Il y a des bâtiments qui résistent à l'oubli par leur seule présence. Le Kilal est de ceux-là. Posé au bord de la Route Nationale à Grimaud, cet ancien hôtel art déco des années 1970 — construit lui-même sur les fondations d'une maison de maître — a traversé plusieurs vies avant d'échouer dans le silence d'un abandon. La commune l'a récupéré. Et depuis, le lieu ne cherche plus à redevenir ce qu'il était : il est devenu autre chose, quelque chose de moins ordonné et de bien plus vivant.
Chaque année, le festival Grimaud Art Urbain s'installe ici comme on s'installe dans une maison qu'on ne possède pas vraiment, mais qu'on habite pleinement. Cette année, le rendez-vous se tient du 18 au 20 septembre 2026, entrée libre, au 744 Route Nationale. Trois jours durant lesquels le Kilal cesse d'être une friche pour devenir un espace de dialogue — entre les artistes, entre les œuvres, entre les générations.
Un urbex à ciel ouvert, sur trois étages
Le principe du festival repose sur une évidence : laisser des artistes investir librement les lieux, étage après étage, mur après mur. Le Kilal se prête à cet exercice avec une générosité particulière. Ses couloirs défraîchis, ses chambres éventrées, ses recoins que la lumière atteint de biais — tout cela forme un terrain que les créateurs du street art savent lire comme d'autres lisent un paysage. L'urbex — cette pratique d'exploration des lieux abandonnés — y trouve ici une version festive et balisée, accessible à tous.

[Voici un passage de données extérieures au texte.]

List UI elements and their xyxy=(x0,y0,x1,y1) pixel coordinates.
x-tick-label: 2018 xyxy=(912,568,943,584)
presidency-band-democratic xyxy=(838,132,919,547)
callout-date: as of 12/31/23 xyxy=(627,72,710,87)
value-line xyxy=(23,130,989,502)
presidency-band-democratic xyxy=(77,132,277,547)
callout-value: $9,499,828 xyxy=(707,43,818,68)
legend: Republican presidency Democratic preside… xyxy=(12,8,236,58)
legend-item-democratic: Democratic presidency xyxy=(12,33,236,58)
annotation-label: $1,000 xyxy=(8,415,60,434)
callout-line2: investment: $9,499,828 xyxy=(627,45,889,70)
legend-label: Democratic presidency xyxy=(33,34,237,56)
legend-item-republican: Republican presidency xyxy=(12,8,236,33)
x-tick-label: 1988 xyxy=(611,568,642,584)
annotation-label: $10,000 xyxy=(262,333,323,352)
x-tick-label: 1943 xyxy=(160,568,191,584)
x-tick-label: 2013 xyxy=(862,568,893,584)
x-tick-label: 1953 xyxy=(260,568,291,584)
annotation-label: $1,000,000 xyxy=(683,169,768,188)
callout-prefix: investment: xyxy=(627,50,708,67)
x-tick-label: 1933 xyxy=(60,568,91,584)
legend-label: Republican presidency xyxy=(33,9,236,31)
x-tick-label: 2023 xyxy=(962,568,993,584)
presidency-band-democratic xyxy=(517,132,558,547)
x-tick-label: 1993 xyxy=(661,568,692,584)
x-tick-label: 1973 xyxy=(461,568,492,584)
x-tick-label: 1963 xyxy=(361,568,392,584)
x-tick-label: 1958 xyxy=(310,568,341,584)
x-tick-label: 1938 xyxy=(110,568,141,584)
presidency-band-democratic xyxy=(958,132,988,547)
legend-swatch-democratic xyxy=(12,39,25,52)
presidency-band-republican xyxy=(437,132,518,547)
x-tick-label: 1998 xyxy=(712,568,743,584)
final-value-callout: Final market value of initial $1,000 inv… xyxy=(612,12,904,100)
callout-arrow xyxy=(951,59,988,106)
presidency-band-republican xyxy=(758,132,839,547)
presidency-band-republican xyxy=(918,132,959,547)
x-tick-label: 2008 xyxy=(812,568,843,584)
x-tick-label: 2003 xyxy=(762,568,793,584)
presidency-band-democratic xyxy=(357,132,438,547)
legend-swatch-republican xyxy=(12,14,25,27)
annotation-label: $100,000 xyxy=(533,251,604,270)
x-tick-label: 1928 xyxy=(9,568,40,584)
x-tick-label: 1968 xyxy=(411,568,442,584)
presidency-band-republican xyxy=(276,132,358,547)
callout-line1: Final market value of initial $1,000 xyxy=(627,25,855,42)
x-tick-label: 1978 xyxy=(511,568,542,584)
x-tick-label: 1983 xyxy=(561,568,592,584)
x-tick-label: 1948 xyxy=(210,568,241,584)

Le parcours immersif traverse les trois étages du bâtiment. Les œuvres ne se succèdent pas : elles se côtoient, se répondent, parfois se contredisent. C'est précisément ce qui rend la visite intéressante — non pas une exposition au sens institutionnel, mais une conversation en cours, dont on surprend quelques répliques au détour d'un escalier.
« Les œuvres se côtoient et dialoguent à travers un parcours immersif » — c'est la promesse du lieu, et elle est tenue.
En descendant vers le rez-de-chaussée, le regard finit par s'ouvrir sur le jardin et son bassin aux mosaïques art déco — vestige discret de l'ancienne splendeur de l'hôtel, intact au milieu du reste. Ce détail-là n'est pas anodin : il rappelle que le Kilal n'a pas effacé son histoire pour accueillir le street art. Il l'a superposée.
Grimaud, village perché et terrain fertile
Choisir Grimaud pour un festival d'art urbain n'est pas une décision anodine. Le village médiéval, perché sur ses hauteurs à quelques kilomètres de Saint-Tropez, entretient depuis longtemps un rapport singulier à la création et à la mémoire du territoire. La plaine qui descend vers le golfe, les ruelles du village haut, les traces d'une histoire longue — tout cela compose un contexte dans lequel la question de ce qu'on fait des lieux abandonnés prend une résonance particulière.
Le street art, discipline née dans les marges urbaines, trouve paradoxalement dans ce type de village provençal un écho inattendu : même tension entre le passé qu'on préserve et l'énergie qu'on laisse s'exprimer. Le Kilal incarne cette tension mieux que n'importe quel mur de grande ville.
Pour ceux qui viennent de la côte — de Sainte-Maxime, du Lavandou, de Fréjus — c'est une sortie qui sort des sentiers balisés de l'été finissant. Septembre, ici, a cette qualité rare : la lumière est plus douce, les routes moins encombrées, et les villages retrouvent quelque chose de leur rythme propre. C'est dans cet entre-deux que le festival prend tout son sens.
Trois étages à explorer, un jardin à découvrir, des œuvres qui ne seront plus là le 21 septembre. Il n'est pas question de se presser, mais il est question de venir.